Eh, nothing much. I’m prob not going to be home till late. Wanna go shopping tmrw?

 

I wonder if those shoes I wanted are still on sale at Macy’s? They were so cute. Rocco would love them.

“Does it feel good? Are you close?” Gavin asks.

Quickly hiding my phone next to my hip, I smile down at him and nod my head. “Oh, so good. I’m really close.”
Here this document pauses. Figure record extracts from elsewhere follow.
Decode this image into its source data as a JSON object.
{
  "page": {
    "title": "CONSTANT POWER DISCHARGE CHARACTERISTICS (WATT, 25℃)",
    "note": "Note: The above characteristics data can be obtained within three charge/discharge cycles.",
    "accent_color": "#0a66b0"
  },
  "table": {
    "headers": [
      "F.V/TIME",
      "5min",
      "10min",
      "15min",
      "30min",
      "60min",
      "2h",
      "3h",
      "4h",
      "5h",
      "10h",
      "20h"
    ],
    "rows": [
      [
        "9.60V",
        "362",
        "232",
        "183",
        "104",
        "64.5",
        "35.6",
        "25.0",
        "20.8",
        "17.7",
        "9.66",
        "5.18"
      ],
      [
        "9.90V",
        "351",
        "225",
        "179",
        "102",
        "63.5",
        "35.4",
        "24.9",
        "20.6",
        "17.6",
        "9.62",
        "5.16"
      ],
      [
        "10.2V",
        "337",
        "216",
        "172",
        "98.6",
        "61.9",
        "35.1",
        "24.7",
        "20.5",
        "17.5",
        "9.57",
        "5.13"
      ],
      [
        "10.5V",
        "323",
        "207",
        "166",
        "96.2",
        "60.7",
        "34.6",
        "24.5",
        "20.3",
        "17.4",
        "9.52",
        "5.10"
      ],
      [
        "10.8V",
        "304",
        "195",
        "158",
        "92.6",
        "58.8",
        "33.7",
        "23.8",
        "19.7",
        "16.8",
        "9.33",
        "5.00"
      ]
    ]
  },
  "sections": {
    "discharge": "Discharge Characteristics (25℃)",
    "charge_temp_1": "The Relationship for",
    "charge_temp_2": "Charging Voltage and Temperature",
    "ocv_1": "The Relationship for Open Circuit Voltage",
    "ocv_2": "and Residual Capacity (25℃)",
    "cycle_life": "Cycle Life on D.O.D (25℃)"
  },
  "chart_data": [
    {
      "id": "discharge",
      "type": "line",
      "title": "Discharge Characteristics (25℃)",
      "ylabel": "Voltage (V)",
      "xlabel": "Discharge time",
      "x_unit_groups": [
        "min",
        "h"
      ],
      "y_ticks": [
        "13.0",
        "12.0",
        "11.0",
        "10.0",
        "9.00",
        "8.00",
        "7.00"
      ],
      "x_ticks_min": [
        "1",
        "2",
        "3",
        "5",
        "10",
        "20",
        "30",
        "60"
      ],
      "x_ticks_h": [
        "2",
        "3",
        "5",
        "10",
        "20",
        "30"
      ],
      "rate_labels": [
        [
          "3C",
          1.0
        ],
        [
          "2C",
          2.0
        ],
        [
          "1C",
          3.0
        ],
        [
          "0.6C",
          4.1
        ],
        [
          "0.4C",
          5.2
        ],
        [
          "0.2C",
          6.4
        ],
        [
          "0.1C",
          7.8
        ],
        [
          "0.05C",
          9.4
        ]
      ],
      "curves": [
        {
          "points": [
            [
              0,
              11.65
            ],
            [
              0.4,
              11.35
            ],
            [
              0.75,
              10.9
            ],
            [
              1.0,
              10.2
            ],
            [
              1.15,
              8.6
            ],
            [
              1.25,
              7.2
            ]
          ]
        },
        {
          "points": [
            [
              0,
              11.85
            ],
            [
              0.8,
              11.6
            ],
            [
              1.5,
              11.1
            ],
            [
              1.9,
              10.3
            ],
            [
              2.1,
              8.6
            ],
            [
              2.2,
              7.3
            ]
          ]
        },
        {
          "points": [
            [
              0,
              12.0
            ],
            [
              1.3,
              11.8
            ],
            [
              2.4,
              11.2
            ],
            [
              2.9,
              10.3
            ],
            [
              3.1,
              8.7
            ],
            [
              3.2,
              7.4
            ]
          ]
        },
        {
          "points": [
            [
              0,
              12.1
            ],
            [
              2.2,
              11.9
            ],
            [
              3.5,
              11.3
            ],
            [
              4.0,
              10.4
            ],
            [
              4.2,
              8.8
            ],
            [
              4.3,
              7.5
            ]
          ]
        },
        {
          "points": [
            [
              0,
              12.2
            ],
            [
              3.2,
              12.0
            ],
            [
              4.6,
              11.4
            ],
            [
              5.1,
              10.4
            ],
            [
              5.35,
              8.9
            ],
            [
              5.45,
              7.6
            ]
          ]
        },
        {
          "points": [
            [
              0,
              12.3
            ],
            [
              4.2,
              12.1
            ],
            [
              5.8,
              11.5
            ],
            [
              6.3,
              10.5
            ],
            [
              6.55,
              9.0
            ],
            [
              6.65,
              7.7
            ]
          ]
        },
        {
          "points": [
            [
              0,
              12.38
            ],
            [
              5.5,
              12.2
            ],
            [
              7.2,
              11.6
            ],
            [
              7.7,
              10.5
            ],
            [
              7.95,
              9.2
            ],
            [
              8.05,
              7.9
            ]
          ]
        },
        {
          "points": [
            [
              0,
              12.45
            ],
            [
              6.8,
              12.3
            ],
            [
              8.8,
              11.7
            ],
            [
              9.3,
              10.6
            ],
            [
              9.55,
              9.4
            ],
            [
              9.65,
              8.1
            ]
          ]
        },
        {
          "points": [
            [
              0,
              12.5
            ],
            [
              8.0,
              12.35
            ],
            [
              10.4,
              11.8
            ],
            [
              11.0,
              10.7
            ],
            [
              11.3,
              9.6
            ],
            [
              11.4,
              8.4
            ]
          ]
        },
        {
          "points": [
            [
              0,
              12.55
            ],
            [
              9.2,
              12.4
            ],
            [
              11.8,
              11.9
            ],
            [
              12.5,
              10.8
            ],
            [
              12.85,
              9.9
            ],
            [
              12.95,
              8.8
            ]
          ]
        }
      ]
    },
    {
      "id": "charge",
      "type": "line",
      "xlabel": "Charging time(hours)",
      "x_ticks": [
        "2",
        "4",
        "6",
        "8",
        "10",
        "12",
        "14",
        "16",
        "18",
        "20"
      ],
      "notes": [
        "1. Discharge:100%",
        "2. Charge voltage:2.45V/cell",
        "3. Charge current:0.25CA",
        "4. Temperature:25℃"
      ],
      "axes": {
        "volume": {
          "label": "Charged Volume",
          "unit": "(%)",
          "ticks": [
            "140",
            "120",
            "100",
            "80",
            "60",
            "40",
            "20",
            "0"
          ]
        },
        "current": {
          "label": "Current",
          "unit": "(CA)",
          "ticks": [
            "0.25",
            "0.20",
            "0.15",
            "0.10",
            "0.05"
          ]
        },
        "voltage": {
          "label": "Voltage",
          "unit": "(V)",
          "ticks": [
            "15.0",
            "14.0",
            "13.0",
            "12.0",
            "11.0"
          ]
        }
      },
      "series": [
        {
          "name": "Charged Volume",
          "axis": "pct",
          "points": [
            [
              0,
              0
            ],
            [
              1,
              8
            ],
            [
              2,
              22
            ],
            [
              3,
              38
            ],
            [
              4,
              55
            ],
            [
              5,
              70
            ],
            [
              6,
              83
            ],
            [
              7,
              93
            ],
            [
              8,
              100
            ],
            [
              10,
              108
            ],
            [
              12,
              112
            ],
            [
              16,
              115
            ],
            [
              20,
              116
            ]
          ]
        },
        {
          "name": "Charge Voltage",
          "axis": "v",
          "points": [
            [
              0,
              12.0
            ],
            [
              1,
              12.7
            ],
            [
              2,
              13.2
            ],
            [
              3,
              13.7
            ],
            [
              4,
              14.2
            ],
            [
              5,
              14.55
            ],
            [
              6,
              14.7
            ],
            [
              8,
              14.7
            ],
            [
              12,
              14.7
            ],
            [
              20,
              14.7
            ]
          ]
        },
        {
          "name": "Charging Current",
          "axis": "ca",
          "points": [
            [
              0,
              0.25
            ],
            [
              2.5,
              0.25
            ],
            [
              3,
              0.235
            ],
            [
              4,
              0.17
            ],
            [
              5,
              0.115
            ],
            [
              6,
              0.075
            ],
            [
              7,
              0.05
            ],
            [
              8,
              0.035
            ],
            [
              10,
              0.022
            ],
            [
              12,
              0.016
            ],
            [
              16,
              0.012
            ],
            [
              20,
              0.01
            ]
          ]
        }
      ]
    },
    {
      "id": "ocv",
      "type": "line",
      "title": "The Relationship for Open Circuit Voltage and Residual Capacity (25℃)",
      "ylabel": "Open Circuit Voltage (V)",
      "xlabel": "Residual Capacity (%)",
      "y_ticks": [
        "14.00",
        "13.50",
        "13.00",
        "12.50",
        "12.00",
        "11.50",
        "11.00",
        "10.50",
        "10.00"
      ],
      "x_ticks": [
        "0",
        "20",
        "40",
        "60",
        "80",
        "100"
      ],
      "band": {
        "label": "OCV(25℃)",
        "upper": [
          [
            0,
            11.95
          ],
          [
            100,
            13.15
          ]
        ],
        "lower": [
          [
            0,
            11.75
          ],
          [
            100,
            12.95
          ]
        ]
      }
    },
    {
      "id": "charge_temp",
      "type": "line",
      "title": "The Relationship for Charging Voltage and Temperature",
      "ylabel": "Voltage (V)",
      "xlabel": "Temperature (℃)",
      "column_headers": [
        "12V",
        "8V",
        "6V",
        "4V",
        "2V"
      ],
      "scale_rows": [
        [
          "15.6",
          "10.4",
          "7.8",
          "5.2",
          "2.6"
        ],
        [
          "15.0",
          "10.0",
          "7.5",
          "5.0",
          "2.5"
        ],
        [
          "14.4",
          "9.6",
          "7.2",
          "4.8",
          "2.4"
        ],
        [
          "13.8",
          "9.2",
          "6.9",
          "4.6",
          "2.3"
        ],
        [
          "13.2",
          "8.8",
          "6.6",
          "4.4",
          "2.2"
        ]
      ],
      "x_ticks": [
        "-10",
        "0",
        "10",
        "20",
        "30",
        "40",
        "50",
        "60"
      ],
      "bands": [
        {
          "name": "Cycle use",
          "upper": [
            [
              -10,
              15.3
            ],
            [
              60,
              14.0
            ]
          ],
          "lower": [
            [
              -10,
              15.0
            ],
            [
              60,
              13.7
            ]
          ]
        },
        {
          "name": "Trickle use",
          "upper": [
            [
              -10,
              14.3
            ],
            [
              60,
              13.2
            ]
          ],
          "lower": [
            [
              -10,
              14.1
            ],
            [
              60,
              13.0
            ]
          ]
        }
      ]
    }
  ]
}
He dives right back in, and when I’m sure he’s not paying attention to me, I bring up Google and type in
numb vagina
.

Hmmm, sitting for long periods of time can cause a numb vagina. I didn’t really sit down today for more than a few minutes, so that’s not it. Nerve damage? Oh fuck no! What if I have damaged nerves? That doesn’t sound like something easy to fix. “Hey, Doc, so I have this problem with broken nerves in my vagina. Get your scalpel, STAT!”

Certain yeast infection remedies have ingredients in them that soothe and cause numbing. That sounds about right, but I don’t have cottage cheese vagina so that isn’t it either. Clicking on the ingredients, I see one right at the top called Lysine. I’ve heard of that before. It’s in a few of my plumping lip-glosses. Looking away from my phone and down at Gavin, I ponder this for a few minutes while he slurps and licks away at my vagina. I look back at my phone and then down at Gavin. Back and forth, back and forth.